Female Listener: I was incredulous. I was sickened. I felt my world had come to an end. Haven't gotten under my desk in 60s grade school for real earthquakes and duck and cover air raid drills. I never, ever could have imagined that I would witness mobs of rabid citizens storming our most sacred edifice, battering doors and windows, attacking police officers and shouting for the murder of some of our highest elected officials.
Jordan: This is Jordan from Little Rock, Arkansas. What went through my mind when I saw the Capitol insurrection on January 6 was if any of those people were Black or brown, they would probably be dead right now. I think the Court hearings are absolutely essential to the integrity of the country moving forward.
Acacia: I was reading The Handmaid's Tale that day, and that's exactly how that book starts as the sense of Jacob stage an attack on the Capitol and kill Congress and the president. That's the only thing that I could think of that day. I just couldn't really get anything done. It was completely surreal and pretty eerie. I think the current hearings are completely necessary to get to the bottom of what happened because nobody really seems to be taking it seriously or really care that that happened, but it's completely a big deal. My name is Acacia and I'm calling from Bend, Oregon.
Ellen: Hi, it's your friend, Ellen from Pittsburgh. I thought that there was going to be a rally on January 6, that the president had encouraged by asking people to come and asking people to walk on up there together. I didn't think any more of it until later in the afternoon, when I got home and turned on cable news and heard a report that people carrying Trump flags had barged into the Capitol, pushing aside the Capitol guards to the point where the Capitol guards had to step aside.
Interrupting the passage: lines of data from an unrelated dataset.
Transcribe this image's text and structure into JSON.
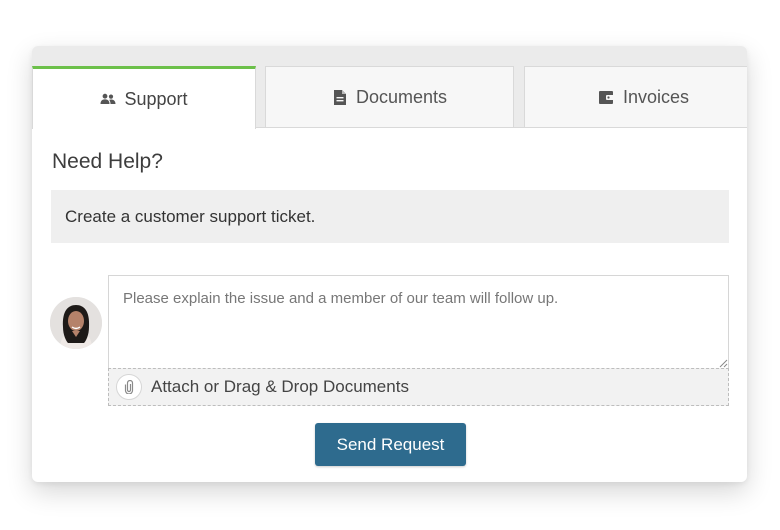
{
  "tabs": [
    {
      "label": "Support",
      "icon": "users-icon",
      "active": true
    },
    {
      "label": "Documents",
      "icon": "document-icon",
      "active": false
    },
    {
      "label": "Invoices",
      "icon": "wallet-icon",
      "active": false
    }
  ],
  "support": {
    "heading": "Need Help?",
    "banner_text": "Create a customer support ticket.",
    "message_placeholder": "Please explain the issue and a member of our team will follow up.",
    "message_value": "",
    "attach_label": "Attach or Drag & Drop Documents",
    "send_label": "Send Request"
  },
  "colors": {
    "accent_green": "#6cc04a",
    "button_blue": "#2e6b8e"
  }
}
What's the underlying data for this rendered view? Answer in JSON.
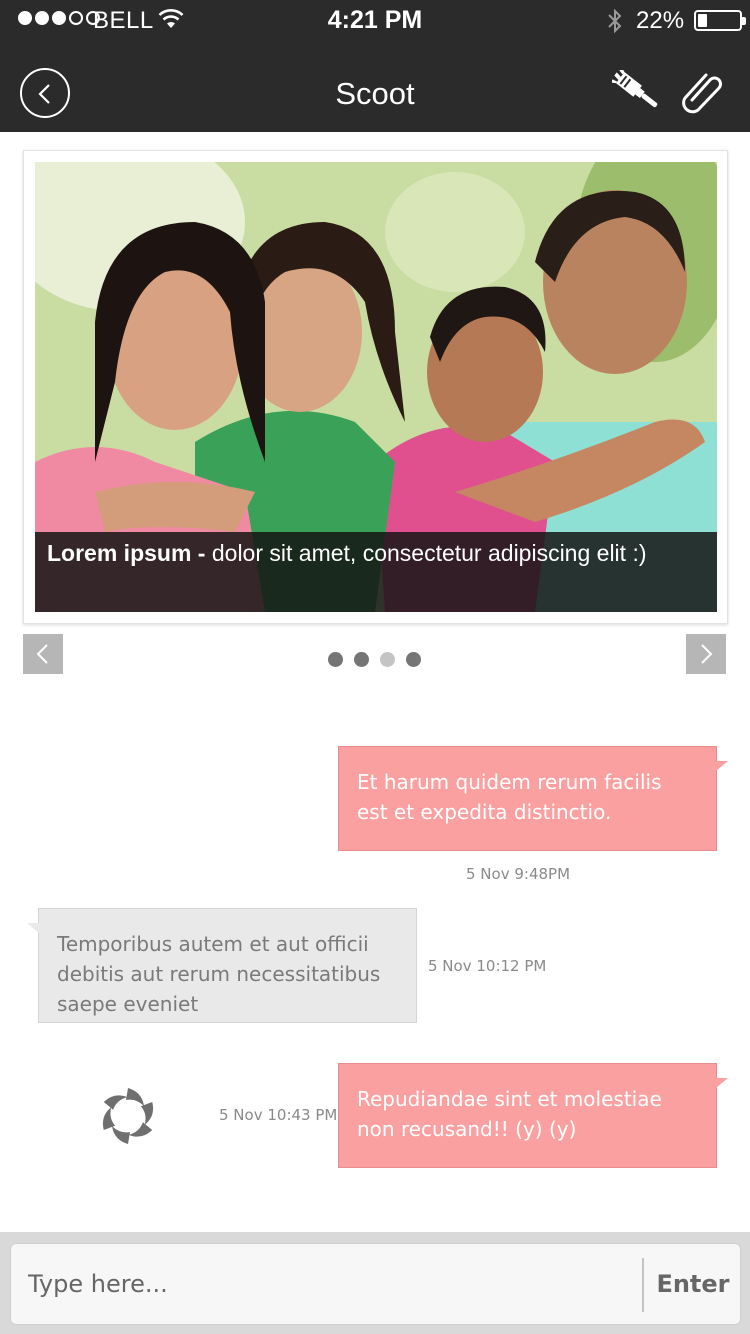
{
  "status_bar": {
    "carrier": "BELL",
    "time": "4:21 PM",
    "battery_percent": "22%",
    "battery_level": 0.22,
    "signal_bars_filled": 3,
    "signal_bars_total": 5,
    "icons": [
      "wifi-icon",
      "bluetooth-icon",
      "battery-icon"
    ]
  },
  "nav": {
    "title": "Scoot",
    "icons": [
      "back-icon",
      "brush-icon",
      "paperclip-icon"
    ]
  },
  "carousel": {
    "caption_bold": "Lorem ipsum -",
    "caption_text": " dolor sit amet, consectetur adipiscing elit :)",
    "pages_total": 4,
    "active_page": 3,
    "icons": [
      "chevron-left-icon",
      "chevron-right-icon"
    ]
  },
  "messages": [
    {
      "direction": "out",
      "text": "Et harum quidem rerum facilis est et expedita distinctio.",
      "timestamp": "5 Nov 9:48PM"
    },
    {
      "direction": "in",
      "text": "Temporibus autem et aut officii debitis aut rerum necessitatibus saepe eveniet",
      "timestamp": "5 Nov 10:12 PM"
    },
    {
      "direction": "out",
      "text": "Repudiandae sint et molestiae non recusand!! (y) (y)",
      "timestamp": "5 Nov 10:43 PM"
    }
  ],
  "composer": {
    "placeholder": "Type here...",
    "value": "",
    "send_label": "Enter"
  },
  "colors": {
    "topbar": "#2b2b2b",
    "outgoing_bubble": "#fba0a0",
    "incoming_bubble": "#e9e9e9",
    "input_bar": "#d9d9d9"
  }
}
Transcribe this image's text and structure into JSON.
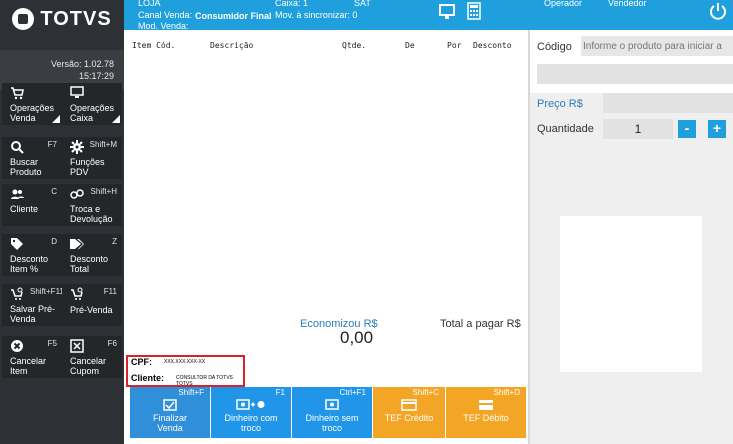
{
  "brand": {
    "name": "TOTVS"
  },
  "sidebar": {
    "version": "Versão: 1.02.78",
    "time": "15:17:29",
    "tiles": [
      {
        "label": "Operações Venda",
        "key": "",
        "icon": "cart-icon"
      },
      {
        "label": "Operações Caixa",
        "key": "",
        "icon": "monitor-icon"
      },
      {
        "label": "Buscar Produto",
        "key": "F7",
        "icon": "search-icon"
      },
      {
        "label": "Funções PDV",
        "key": "Shift+M",
        "icon": "gear-icon"
      },
      {
        "label": "Cliente",
        "key": "C",
        "icon": "users-icon"
      },
      {
        "label": "Troca e Devolução",
        "key": "Shift+H",
        "icon": "exchange-icon"
      },
      {
        "label": "Desconto Item %",
        "key": "D",
        "icon": "tag-icon"
      },
      {
        "label": "Desconto Total",
        "key": "Z",
        "icon": "tags-icon"
      },
      {
        "label": "Salvar Pré-Venda",
        "key": "Shift+F11",
        "icon": "cart-save-icon"
      },
      {
        "label": "Pré-Venda",
        "key": "F11",
        "icon": "cart-clock-icon"
      },
      {
        "label": "Cancelar Item",
        "key": "F5",
        "icon": "close-circle-icon"
      },
      {
        "label": "Cancelar Cupom",
        "key": "F6",
        "icon": "cancel-box-icon"
      }
    ]
  },
  "topbar": {
    "loja_label": "LOJA",
    "caixa": "Caixa: 1",
    "sat": "SAT",
    "canal_label": "Canal Venda:",
    "canal_value": "Consumidor Final",
    "mov": "Mov. à sincronizar: 0",
    "mod_label": "Mod. Venda:",
    "operador": "Operador",
    "vendedor": "Vendedor"
  },
  "table": {
    "headers": [
      "Item Cód.",
      "Descrição",
      "Qtde.",
      "De",
      "Por",
      "Desconto"
    ]
  },
  "totals": {
    "economizou_label": "Economizou R$",
    "economizou_value": "0,00",
    "total_label": "Total a pagar R$"
  },
  "customer": {
    "cpf_label": "CPF:",
    "cpf_value": "XXX.XXX.XXX-XX",
    "cliente_label": "Cliente:",
    "cliente_value": "CONSULTOR DA TOTVS TOTVS"
  },
  "actions": [
    {
      "key": "Shift+F",
      "label": "Finalizar Venda",
      "color": "#2f8fd8",
      "icon": "checkbox-icon"
    },
    {
      "key": "F1",
      "label": "Dinheiro com troco",
      "color": "#2196e9",
      "icon": "cash-change-icon"
    },
    {
      "key": "Ctrl+F1",
      "label": "Dinheiro sem troco",
      "color": "#2196e9",
      "icon": "cash-icon"
    },
    {
      "key": "Shift+C",
      "label": "TEF Crédito",
      "color": "#f3a626",
      "icon": "credit-card-icon"
    },
    {
      "key": "Shift+D",
      "label": "TEF Débito",
      "color": "#f3a626",
      "icon": "debit-card-icon"
    }
  ],
  "product": {
    "codigo_label": "Código",
    "codigo_placeholder": "Informe o produto para iniciar a",
    "preco_label": "Preço R$",
    "quantidade_label": "Quantidade",
    "quantidade_value": "1",
    "minus": "-",
    "plus": "+"
  }
}
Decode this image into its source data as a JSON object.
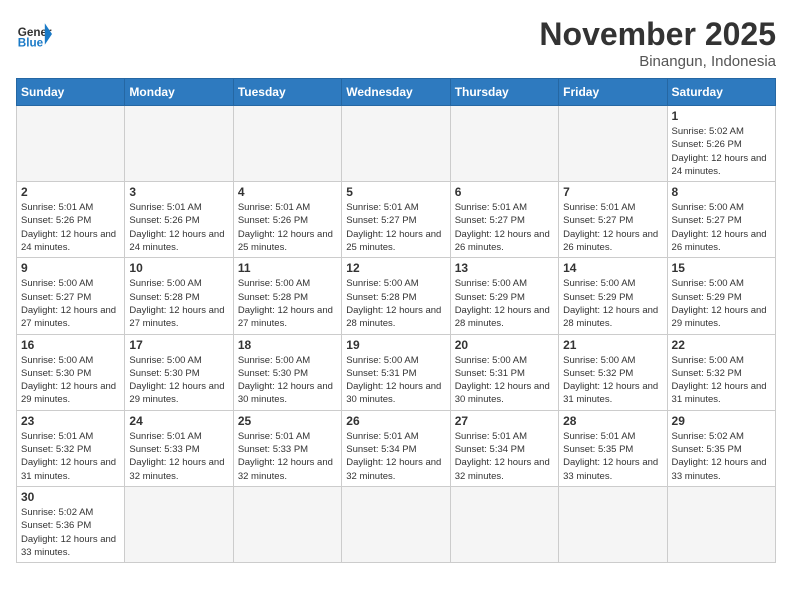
{
  "logo": {
    "text_general": "General",
    "text_blue": "Blue"
  },
  "title": "November 2025",
  "location": "Binangun, Indonesia",
  "weekdays": [
    "Sunday",
    "Monday",
    "Tuesday",
    "Wednesday",
    "Thursday",
    "Friday",
    "Saturday"
  ],
  "days": {
    "1": {
      "sunrise": "5:02 AM",
      "sunset": "5:26 PM",
      "daylight": "12 hours and 24 minutes."
    },
    "2": {
      "sunrise": "5:01 AM",
      "sunset": "5:26 PM",
      "daylight": "12 hours and 24 minutes."
    },
    "3": {
      "sunrise": "5:01 AM",
      "sunset": "5:26 PM",
      "daylight": "12 hours and 24 minutes."
    },
    "4": {
      "sunrise": "5:01 AM",
      "sunset": "5:26 PM",
      "daylight": "12 hours and 25 minutes."
    },
    "5": {
      "sunrise": "5:01 AM",
      "sunset": "5:27 PM",
      "daylight": "12 hours and 25 minutes."
    },
    "6": {
      "sunrise": "5:01 AM",
      "sunset": "5:27 PM",
      "daylight": "12 hours and 26 minutes."
    },
    "7": {
      "sunrise": "5:01 AM",
      "sunset": "5:27 PM",
      "daylight": "12 hours and 26 minutes."
    },
    "8": {
      "sunrise": "5:00 AM",
      "sunset": "5:27 PM",
      "daylight": "12 hours and 26 minutes."
    },
    "9": {
      "sunrise": "5:00 AM",
      "sunset": "5:27 PM",
      "daylight": "12 hours and 27 minutes."
    },
    "10": {
      "sunrise": "5:00 AM",
      "sunset": "5:28 PM",
      "daylight": "12 hours and 27 minutes."
    },
    "11": {
      "sunrise": "5:00 AM",
      "sunset": "5:28 PM",
      "daylight": "12 hours and 27 minutes."
    },
    "12": {
      "sunrise": "5:00 AM",
      "sunset": "5:28 PM",
      "daylight": "12 hours and 28 minutes."
    },
    "13": {
      "sunrise": "5:00 AM",
      "sunset": "5:29 PM",
      "daylight": "12 hours and 28 minutes."
    },
    "14": {
      "sunrise": "5:00 AM",
      "sunset": "5:29 PM",
      "daylight": "12 hours and 28 minutes."
    },
    "15": {
      "sunrise": "5:00 AM",
      "sunset": "5:29 PM",
      "daylight": "12 hours and 29 minutes."
    },
    "16": {
      "sunrise": "5:00 AM",
      "sunset": "5:30 PM",
      "daylight": "12 hours and 29 minutes."
    },
    "17": {
      "sunrise": "5:00 AM",
      "sunset": "5:30 PM",
      "daylight": "12 hours and 29 minutes."
    },
    "18": {
      "sunrise": "5:00 AM",
      "sunset": "5:30 PM",
      "daylight": "12 hours and 30 minutes."
    },
    "19": {
      "sunrise": "5:00 AM",
      "sunset": "5:31 PM",
      "daylight": "12 hours and 30 minutes."
    },
    "20": {
      "sunrise": "5:00 AM",
      "sunset": "5:31 PM",
      "daylight": "12 hours and 30 minutes."
    },
    "21": {
      "sunrise": "5:00 AM",
      "sunset": "5:32 PM",
      "daylight": "12 hours and 31 minutes."
    },
    "22": {
      "sunrise": "5:00 AM",
      "sunset": "5:32 PM",
      "daylight": "12 hours and 31 minutes."
    },
    "23": {
      "sunrise": "5:01 AM",
      "sunset": "5:32 PM",
      "daylight": "12 hours and 31 minutes."
    },
    "24": {
      "sunrise": "5:01 AM",
      "sunset": "5:33 PM",
      "daylight": "12 hours and 32 minutes."
    },
    "25": {
      "sunrise": "5:01 AM",
      "sunset": "5:33 PM",
      "daylight": "12 hours and 32 minutes."
    },
    "26": {
      "sunrise": "5:01 AM",
      "sunset": "5:34 PM",
      "daylight": "12 hours and 32 minutes."
    },
    "27": {
      "sunrise": "5:01 AM",
      "sunset": "5:34 PM",
      "daylight": "12 hours and 32 minutes."
    },
    "28": {
      "sunrise": "5:01 AM",
      "sunset": "5:35 PM",
      "daylight": "12 hours and 33 minutes."
    },
    "29": {
      "sunrise": "5:02 AM",
      "sunset": "5:35 PM",
      "daylight": "12 hours and 33 minutes."
    },
    "30": {
      "sunrise": "5:02 AM",
      "sunset": "5:36 PM",
      "daylight": "12 hours and 33 minutes."
    }
  }
}
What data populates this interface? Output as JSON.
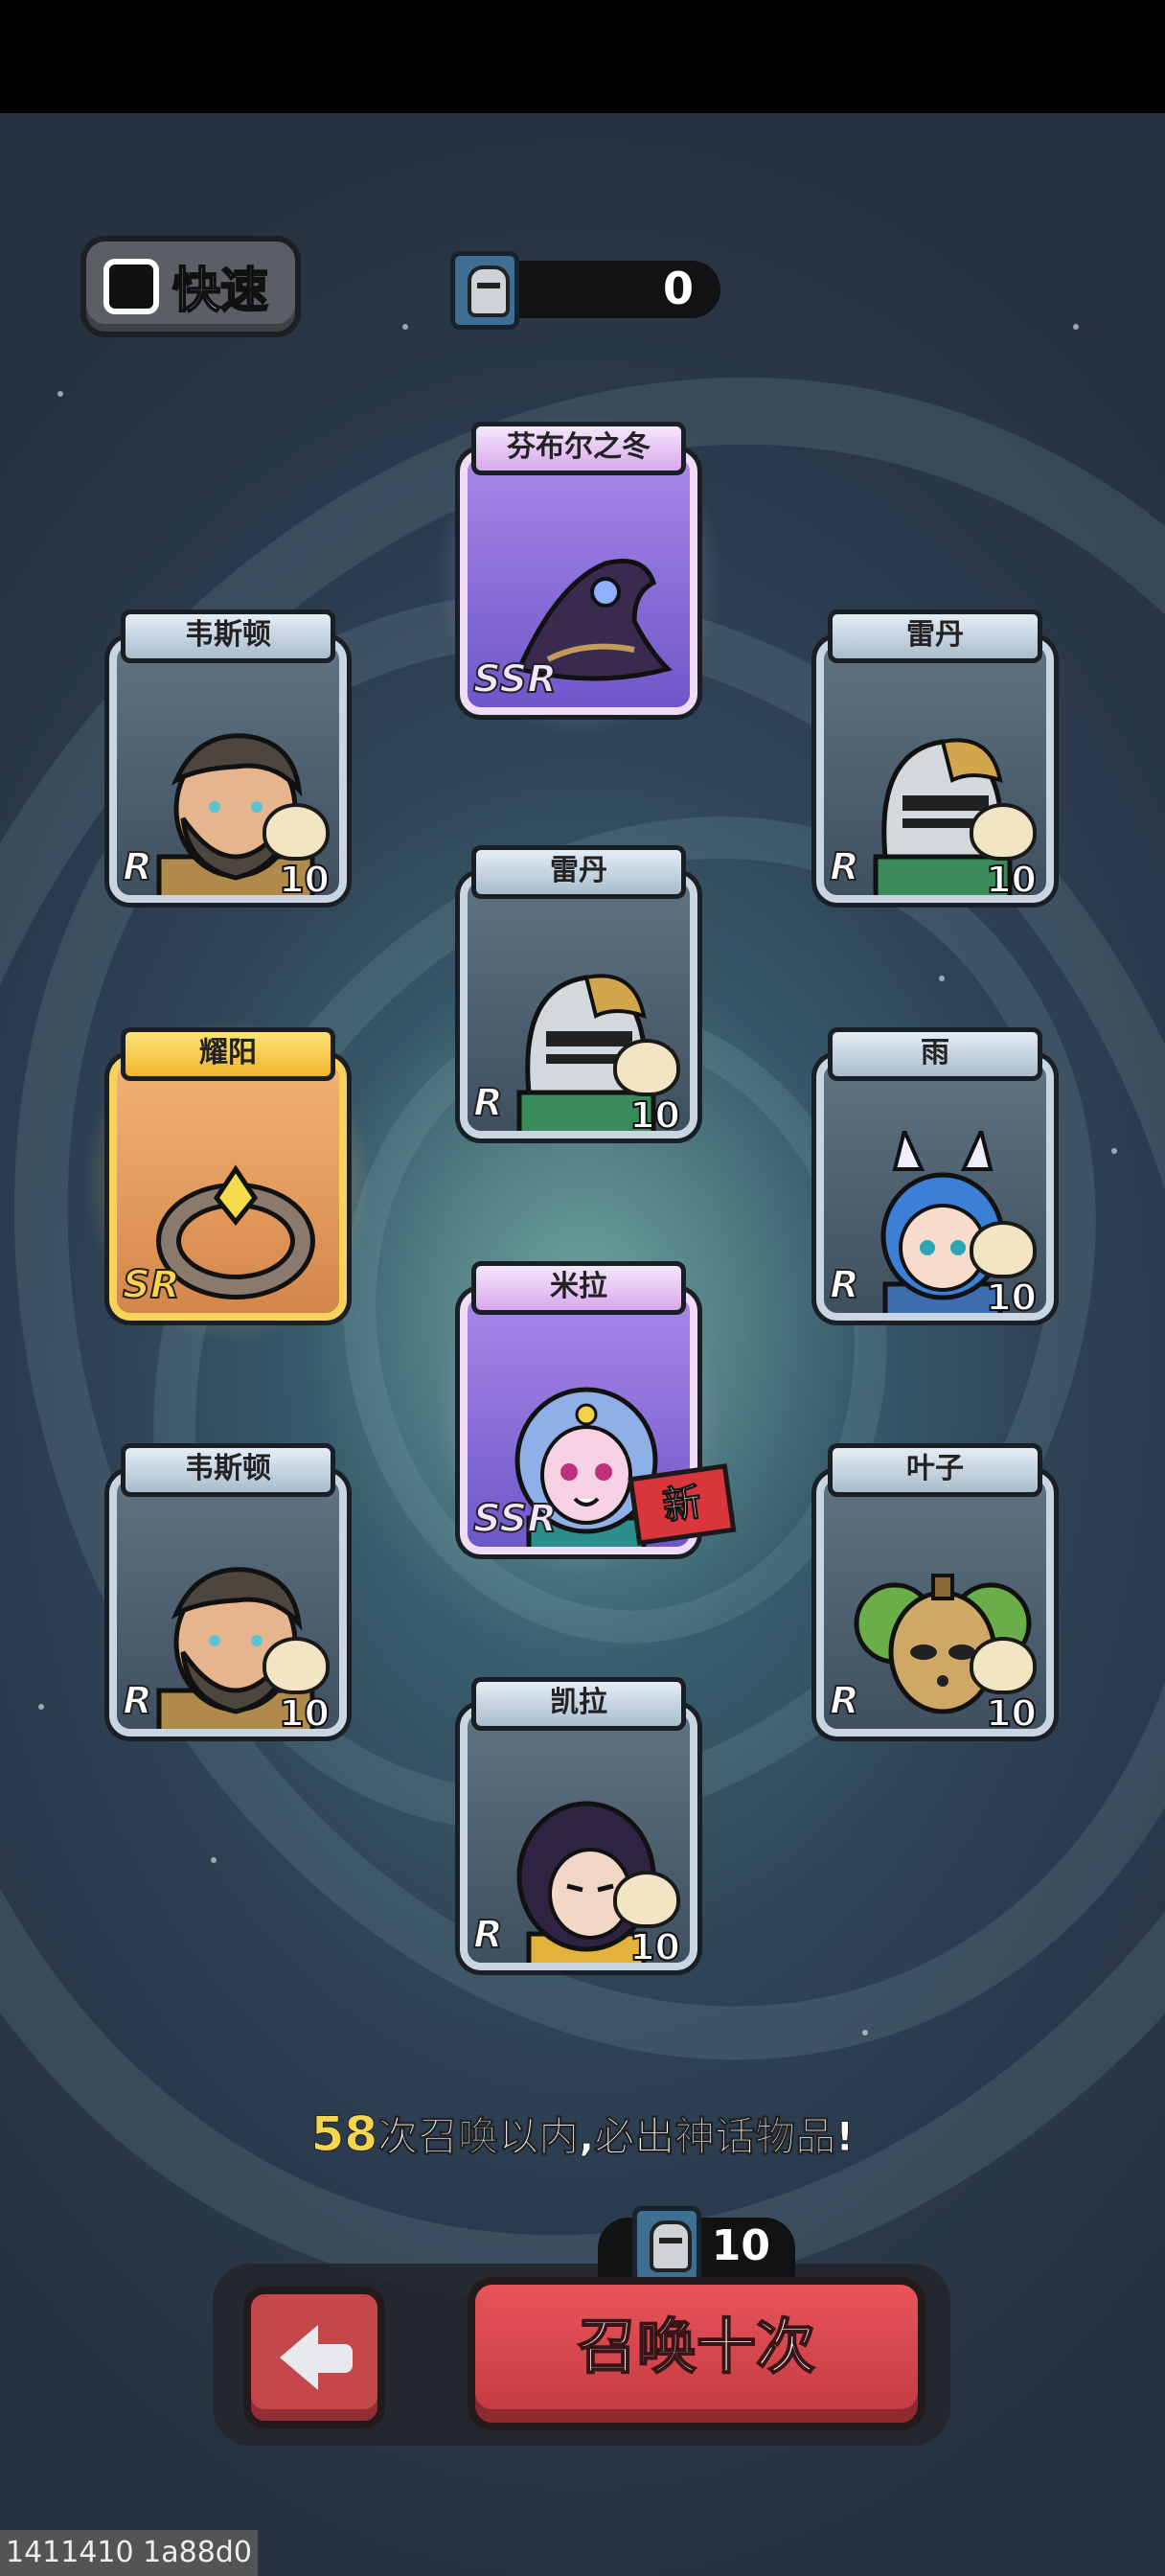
{
  "quick_toggle": {
    "label": "快速",
    "checked": false
  },
  "ticket_counter": {
    "value": "0",
    "icon": "helmet-ticket-icon"
  },
  "cards": [
    {
      "name": "芬布尔之冬",
      "rarity": "SSR",
      "type": "item",
      "art": "dark-hat-icon"
    },
    {
      "name": "韦斯顿",
      "rarity": "R",
      "level": "10",
      "type": "hero",
      "art": "bearded-warrior-portrait"
    },
    {
      "name": "雷丹",
      "rarity": "R",
      "level": "10",
      "type": "hero",
      "art": "knight-helmet-portrait"
    },
    {
      "name": "雷丹",
      "rarity": "R",
      "level": "10",
      "type": "hero",
      "art": "knight-helmet-portrait"
    },
    {
      "name": "耀阳",
      "rarity": "SR",
      "type": "item",
      "art": "ring-icon"
    },
    {
      "name": "雨",
      "rarity": "R",
      "level": "10",
      "type": "hero",
      "art": "bunny-girl-portrait"
    },
    {
      "name": "米拉",
      "rarity": "SSR",
      "type": "hero",
      "art": "elf-girl-portrait",
      "new_tag": "新"
    },
    {
      "name": "韦斯顿",
      "rarity": "R",
      "level": "10",
      "type": "hero",
      "art": "bearded-warrior-portrait"
    },
    {
      "name": "叶子",
      "rarity": "R",
      "level": "10",
      "type": "hero",
      "art": "tree-spirit-portrait"
    },
    {
      "name": "凯拉",
      "rarity": "R",
      "level": "10",
      "type": "hero",
      "art": "dark-haired-girl-portrait"
    }
  ],
  "pity": {
    "count": "58",
    "text": "次召唤以内,必出神话物品!"
  },
  "summon": {
    "button_label": "召唤十次",
    "cost": "10",
    "back_icon": "back-arrow-icon"
  },
  "footer_text": "1411410 1a88d0"
}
It wasn't until later that I saw coverage of smoke and violent people pushing through doors and running and men running up and jumping over seats in the chambers of Congress. I was surprised people weren't being arrested. As each hour passed, we found out more and more ugly events that occurred. I say, investigate and prosecute down to the ground because layer after layer of information shows that this was not just a rally, this was violence against our government.